Topics: ASIO DG warning; Philippines-Australia relations;  

05:35PM AEDT
29 February 2024

 

David Lipson:  Well, Senator Simon Birmingham is the Shadow Minister for Foreign Affairs. He’s also a member of the Parliamentary Joint Committee on Intelligence and Security. He joined me earlier. Senator Birmingham, thanks for being with us. You want the Home Affairs Minister to release more information about this individual? If not, name them. Why should she do that? When the ASIO boss clearly thought that that wasn’t a good idea?

 

Simon Birmingham: Well, the ASIO Director General does a very important job in terms of ensuring that all Australians understand the security risks and challenges our country faces. For a number of years now, he has highlighted foreign interference and espionage as being high amongst those risks. And he’s certainly been briefing members of parliament, ministers for many years about how to be alert to those risks and how to make sure that if they present themselves, you address them very, very quickly and promptly and in the appropriate ways. Now, he’s right to highlight those risks. What he did last night is also appropriate in that sense, but he has created a question mark that hangs over all former members of Parliament. That question mark is an unfair one for essentially all but potentially one of them, who was the subject of the remarks that were made. The Minister for Home Affairs has the potential in the Parliament to at least provide more information, more context, to provide as much information as possible. And ideally that would include the identity of the individual.

 

David Lipson: You’re not suggesting that Mike Burgess erred, are you?

 

Simon Birmingham: I’m not suggesting that he erred. He has a job to do. And that job, in terms of the awareness of the security threats we face as a nation, is an important one. And giving contextual examples of it is a valuable part of the way in which he can raise that awareness.
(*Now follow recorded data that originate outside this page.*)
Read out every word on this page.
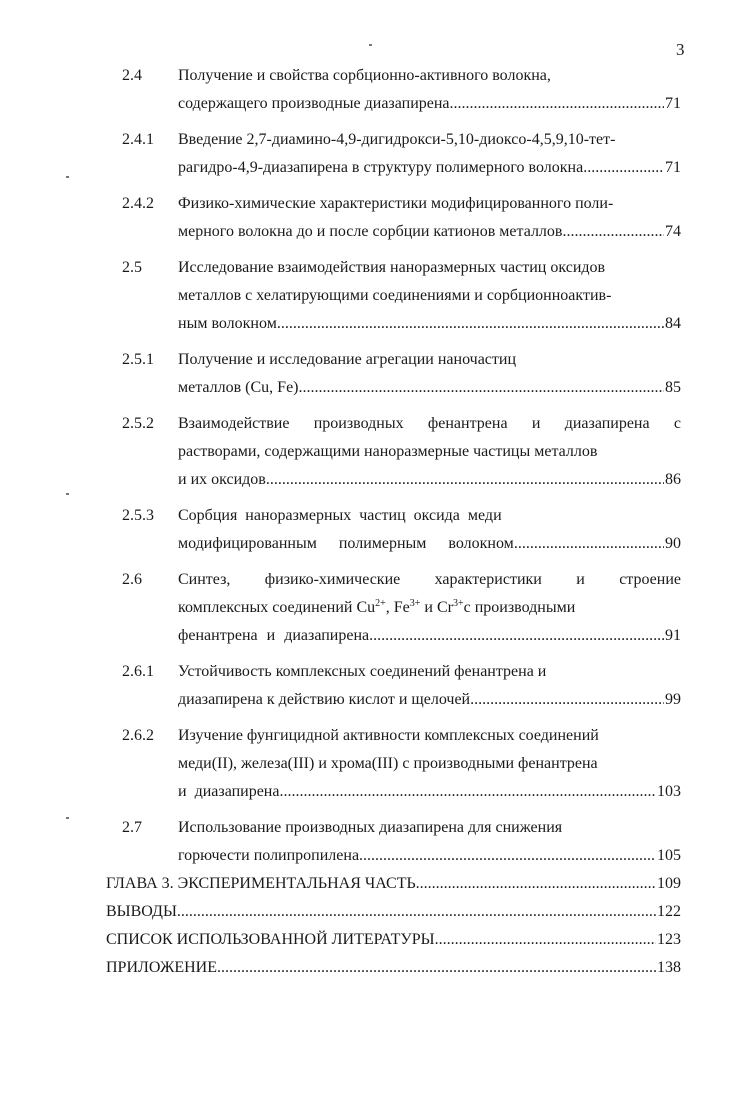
3
2.4 Получение и свойства сорбционно-активного волокна,
содержащего производные диазапирена .....	71
2.4.1 Введение 2,7-диамино-4,9-дигидрокси-5,10-диоксо-4,5,9,10-тет-
рагидро-4,9-диазапирена в структуру полимерного волокна .....	71
2.4.2 Физико-химические характеристики модифицированного поли-
мерного волокна до и после сорбции катионов металлов .....	74
2.5 Исследование взаимодействия наноразмерных частиц оксидов
металлов с хелатирующими соединениями и сорбционноактив-
ным волокном .....	84
2.5.1 Получение и исследование агрегации наночастиц
металлов (Cu, Fe) .....	85
2.5.2 Взаимодействие производных фенантрена и диазапирена с
растворами, содержащими наноразмерные частицы металлов
и их оксидов .....	86
2.5.3 Сорбция наноразмерных частиц оксида меди
модифицированным полимерным волокном .....	90
2.6 Синтез, физико-химические характеристики и строение
комплексных соединений $Cu^{2+}$, $Fe^{3+}$ и $Cr^{3+}с$ производными
фенантрена и диазапирена .....	91
2.6.1 Устойчивость комплексных соединений фенантрена и
диазапирена к действию кислот и щелочей .....	99
2.6.2 Изучение фунгицидной активности комплексных соединений
меди(II), железа(III) и хрома(III) с производными фенантрена
и диазапирена .....	103
2.7 Использование производных диазапирена для снижения
горючести полипропилена .....	105
ГЛАВА 3. ЭКСПЕРИМЕНТАЛЬНАЯ ЧАСТЬ .....	109
ВЫВОДЫ .....	122
СПИСОК ИСПОЛЬЗОВАННОЙ ЛИТЕРАТУРЫ .....	123
ПРИЛОЖЕНИЕ .....	138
But the example does beg many questions, and the way in which it’s presented indicates that were somebody to behave this way today, they may well be breaching criminal laws that have been put in place to further protect Australia. The fact that it’s a couple of years old means that they have potentially avoided those prosecutions, but it doesn’t mean-.

 

David Lipson: How does that make you feel knowing that a former politician who, according to Mike Burgess, sold out our country can’t actually be charged?

 

Simon Birmingham: Well, this is it. These are very serious, very grave allegations. And of course, they are being made by the head of our security agency who has taken them right through, including the confronting of the individual involved, who it appears, based on the statements that he’s confident they wouldn’t be so silly to do it again, that they acknowledge the errors of their ways. Now, it could be solved by the individual identifying themselves, but the government has, of course, the ability on the floor of the Parliament to provide further information in ways that is not necessarily available to Mr. Burgess.

 

David Lipson: In your understanding, what country is largely responsible for this kind of traditional, if I can call it that, espionage threat?

 

Simon Birmingham: Well, there are lots of different types of threats that that we face in the traditional way, as you put it, as well as in the cyber domain. But there is little doubt that China has engaged increasingly in conduct that seeks to gather information and build relationships, to gather that information and potentially to undertake influence. Just as we’ve seen in the cyber domain, increased threats, including critically coming from Russia, both state and non-state actors, and the identification that has been made of both of those countries in a number of different attacks and instances over recent years.

 

David Lipson: On another matter, the Philippines president addressed parliament today and Australia signed a new agreement to deepen maritime cooperation with the Philippines. How important are these closer ties between Manilla and Canberra in the pushback against China’s growing aggression in the region?

 

Simon Birmingham: Regional cooperation is essential. The Philippines are a very strong advocate for adherence to the international Laws of the Sea, and indeed, they have ensured that their rights as a nation have been upheld through the UN convention on the Law of the Sea. That’s critical because those rights have been contested and challenged as China has sought to expand its sphere of influence across the South China Sea. That is why Australia’s position in calling for the UNCLOS convention, the Law of the Sea, to be upheld. For its findings, including in relation to the Philippines to be respected, are important positions that we take and the support that we continue to provide to the Philippines and other nations of the region for freedom of navigation and movement is essential because this is our largest trade route and critical in terms of our ongoing economic well-being and our sovereignty to be able to engage ourselves and all of the other nations who rely on that trade route.

 

David Lipson: Senator Simon Birmingham, we’ll have to leave it there. Thank you.

 

Simon Birmingham: Thank you. David. My pleasure.

 

David Lipson: And Senator Birmingham is the Shadow Minister for Foreign Affairs. PM requested an interview with the Minister for Home Affairs, but she was unavailable.